You have to be willing to just experiment to learn to use the phone and
apps. I found a young friend of 50 who was willing to teach me. We laugh and
say we need a 12 year old consultant like I had in the 80’s when I was first
using a computer.
It was soon clear that this trip was a spiritual
journey. We were humbled by the natural
wonders and rich history we had only visited in books and movies. We were
stunned at the beauty of such places as Zion National Park and Bryce Canyon
National Park which literally left us “breathless” at high altitudes. My
husband has long been drawn to the West and the Cowboy Code of Ethics. This
trip which included Deadwood and Jackson Hole and Little Bighorn brought this
era to life. I looked up the exquisite written proposal of the artist selected
to create the Indian memorial at Little Bighorn, entitled “Peace through Unity.”
So how could we savor this trip and contemplate what
we had seen? How could we honor the photographs to bear witness to this
pilgrimage to a part of the country full of important history?
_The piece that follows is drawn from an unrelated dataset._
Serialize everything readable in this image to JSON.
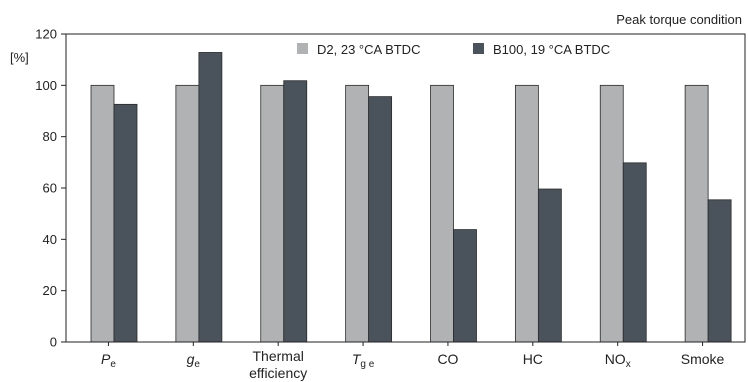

I
found an online course, Photography as a Spiritual Path, by Jan Phillips at www.spiritualityandpractice.com
She wrote God is at eye level: photography as a healing art.
Currently I am using the assignments and questions
posed to process photos we took seeing photography as an expressive art. I had introduced
my nursing students to a book, My morning
view: an IPhone photography project about gratitude, grief, and good coffee by
Tammy Stroeble, which inspired several of them to use photography in their
final class project in expressive arts in healing.
I don’t look at all the photos in the practice circle of
the e-course nor do I submit photos for each class but save the assignments to
ponder at my own pace. I don’t have a lot of apps on my phone but I am enjoying
a few. This time of life is about giving myself permission to try new things
and only continuing with those that intrigue me. It is about honoring the
discomfort of the learning curve, asking questions, and asking “what questions
should I be asking?”
As we ask ourselves, “What’s next?” and “Trust our
intuition,” is there something you are curious to know more about?
Something to think about:
“Life isn’t measured by the number of breaths we take,
but by those that take our breath away.”